Finding inspiration from non-educational sources is a crucial step to being creative. New ideas are essential because they create a spark, a spark that ignites a link to a lesson or scheme you need to create. We have been urging people to read Wired UK for months now because it thrives on new ideas and people talking about ideas. We have harvested several from here and turned them into lessons (see our wallwisher on creativity for more ideas).
It is precisely at this point that you can come unstuck if you aren’t prepared. Knowing which ideas might work and where needs good professional judgement and a great deal of subject knowledge. Increasing what you know about the topic you teach has to be the starting point for any teacher wanting to be more creative in the classroom. From extended subject knowledge comes the advantage of selecting from a sources and strands, rather than just having one option – especially if this is a textbook that the students also have access to. If you can draw on web research or other texts, then lessons should become more interesting for the students. We recenrtly observed a fantastic GCSE lesson where a teacher started by saying, “You know we talked about ‘motivation’ last week? Well, look what I found on the BBC News website yesterday…” The students were intrigued enough to want to know more and we watched as a group of 15 year old boys sat and read an article about the news and then talked about it, offering opinions which theories in matched up to and why the techniques mentioned might work.
The teacher had done little more than type in a keyword to a search box, but the key thing was that they wanted to know more about the topic. Securing your own subject knowledge and being able to draw on a range of sources is the first step to creativity.
Here a couple of famous examples. The hip-hop star Jay-Z truns up to the recording studio without a single sheet of paper and then spits out an entire album of songs just from head. It might seem that the man is just incredibly gifted, and he is, but the recording is the last part of a long process for him. He speaks the songs in his head thousands of times before he commits to tape and refines them over and over, calling new influences and words along the way. When the producer hits the record button, Jay-Z has knowledge – both of how to construct a song and what each new track will be filled with. If Jay-Z had just read Mark Kermode’s Film Blog during his ride to the studio then the results would have been disastrous for his music (although he would have gained some insight into the workings of film censorship).
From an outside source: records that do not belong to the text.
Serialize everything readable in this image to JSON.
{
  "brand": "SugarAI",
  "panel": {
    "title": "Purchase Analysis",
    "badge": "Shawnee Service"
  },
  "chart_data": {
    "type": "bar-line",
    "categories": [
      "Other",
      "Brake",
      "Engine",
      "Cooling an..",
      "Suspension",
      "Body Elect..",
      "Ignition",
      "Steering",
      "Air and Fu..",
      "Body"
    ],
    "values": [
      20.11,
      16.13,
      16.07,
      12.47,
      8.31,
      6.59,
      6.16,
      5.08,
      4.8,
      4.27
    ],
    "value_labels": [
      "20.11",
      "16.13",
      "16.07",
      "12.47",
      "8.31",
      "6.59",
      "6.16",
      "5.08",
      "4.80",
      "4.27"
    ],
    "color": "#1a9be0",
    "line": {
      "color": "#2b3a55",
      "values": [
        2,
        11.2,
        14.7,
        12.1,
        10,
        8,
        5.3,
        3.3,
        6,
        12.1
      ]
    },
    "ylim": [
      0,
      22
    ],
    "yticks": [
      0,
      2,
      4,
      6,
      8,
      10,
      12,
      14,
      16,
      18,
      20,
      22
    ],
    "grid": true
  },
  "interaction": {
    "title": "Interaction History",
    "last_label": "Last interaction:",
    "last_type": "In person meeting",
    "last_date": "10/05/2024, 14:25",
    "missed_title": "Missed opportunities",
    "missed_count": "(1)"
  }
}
Eddie Izzard used to do something similar. He never created a script for his shows and gigs. He would make a board that contained ideas and topics, things that were in his head and talk around them. This was not simply improvisation, it was a aide to remember the main gags that were already in his head. What followed was a highly original and organic show that mesmerised the audience, but the craft and understanding of comedy and material was behind it all the time.
There is hard research to back this up too. K. Ecclestone has identified three levels of autonomy for learning. She suggests that before a someone can play around with ideas and interact with others, using them as sparks of inspiration, they must first possess ‘procedural autonomy’ – the nuts and bolts of the the subject; the language and the necessary techniques that create an understanding of how the subject works. Once this is achieved, creativity can be achieved because space has been created for autonomy of thought (Ecclestone, 2002).
This applies to creativity as well. In order to be creative, you need to understand your subject so that you know where the creative bits can fit without destroying the core of the learning within the lesson or scheme you are creating.
Reading new and weird things is great, but reading about your subject and finding a range of sources and stories is essential.